Under his chairmanship, oil production exceeded 1.207 million barrels per day in 2023, recovering from lows that had left the sector badly undersupplied. He used international forums, including ADIPEC in Abu Dhabi and the Libya Energy and Economic Summit in Tripoli, to signal a shift in how the NOC intended to engage with foreign investors. Meetings with senior executives from Shell, Total, Eni, Repsol, and ADNOC focused on expanding exploration and production partnerships. Bengdara pushed to open a licensing round for exploration blocks that had been stalled for more than seventeen years. Seventeen years. That is not a delay. That is a generation.
He also brought energy transition language into a conversation that had, in Libya, been almost entirely absent. His engagement with Masdar, the Abu Dhabi renewable energy company, on potential solar developments was one signal of that. The NOC’s formal “Think Tomorrow” sustainability programme, which set targets for gas flaring elimination and renewable energy generation across oil field operations, was another. Libya’s oil fields receive over 3,200 hours of annual sunlight, a resource of almost absurd abundance, that had never been converted into energy supply for the fields themselves.

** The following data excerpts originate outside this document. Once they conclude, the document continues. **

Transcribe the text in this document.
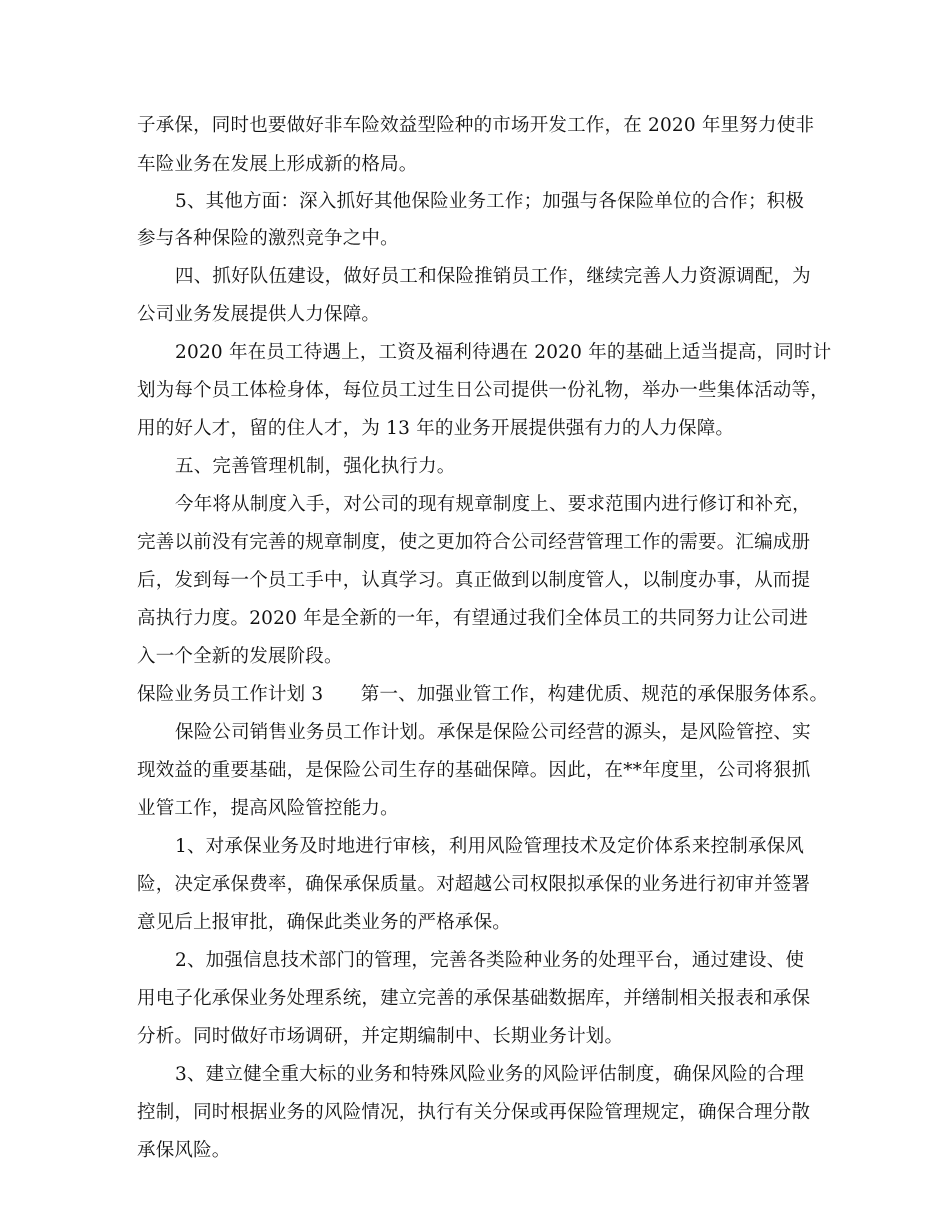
子承保，同时也要做好非车险效益型险种的市场开发工作，在 2020 年里努力使非
车险业务在发展上形成新的格局。
5、其他方面：深入抓好其他保险业务工作；加强与各保险单位的合作；积极
参与各种保险的激烈竞争之中。
四、抓好队伍建设，做好员工和保险推销员工作，继续完善人力资源调配，为
公司业务发展提供人力保障。
2020 年在员工待遇上，工资及福利待遇在 2020 年的基础上适当提高，同时计
划为每个员工体检身体，每位员工过生日公司提供一份礼物，举办一些集体活动等，
用的好人才，留的住人才，为 13 年的业务开展提供强有力的人力保障。
五、完善管理机制，强化执行力。
今年将从制度入手，对公司的现有规章制度上、要求范围内进行修订和补充，
完善以前没有完善的规章制度，使之更加符合公司经营管理工作的需要。汇编成册
后，发到每一个员工手中，认真学习。真正做到以制度管人，以制度办事，从而提
高执行力度。2020 年是全新的一年，有望通过我们全体员工的共同努力让公司进
入一个全新的发展阶段。
保险业务员工作计划 3　　第一、加强业管工作，构建优质、规范的承保服务体系。
保险公司销售业务员工作计划。承保是保险公司经营的源头，是风险管控、实
现效益的重要基础，是保险公司生存的基础保障。因此，在**年度里，公司将狠抓
业管工作，提高风险管控能力。
1、对承保业务及时地进行审核，利用风险管理技术及定价体系来控制承保风
险，决定承保费率，确保承保质量。对超越公司权限拟承保的业务进行初审并签署
意见后上报审批，确保此类业务的严格承保。
2、加强信息技术部门的管理，完善各类险种业务的处理平台，通过建设、使
用电子化承保业务处理系统，建立完善的承保基础数据库，并缮制相关报表和承保
分析。同时做好市场调研，并定期编制中、长期业务计划。
3、建立健全重大标的业务和特殊风险业务的风险评估制度，确保风险的合理
控制，同时根据业务的风险情况，执行有关分保或再保险管理规定，确保合理分散
承保风险。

Since stepping back from the NOC chairmanship in December 2024, Bengdara has remained active in regional finance through his current role as non-executive deputy chairman of Bank Al Masraf in the UAE. The bank is jointly owned by the UAE’s Emirates Investment Authority, Libya’s Foreign Bank, and Algeria’s Banque Extérieure d’Algérie. In full-year 2025, it reported pre-tax profit growth of 31% to AED 336 million, with total assets reaching AED 26.7 billion. It is a trilateral institution with a mandate spanning North Africa and the Gulf; its governance requires exactly the kind of cross-jurisdictional financial experience that defines Bengdara’s career.
He also continues to chair Sohoul Agriculture, the agricultural investment company he founded in 2019, which has developed one of the world’s largest hyper-intensive olive oil farming operations in Libya.
The arc from Sheffield-trained monetary economist to central bank governor to international energy executive is not a common one. What makes it coherent is less any single institution than the consistency of the underlying position: that capital, properly governed, is the mechanism through which Libya’s natural endowments, in oil, in land, in sunlight, become durable economic infrastructure. Thirty years in. Still building.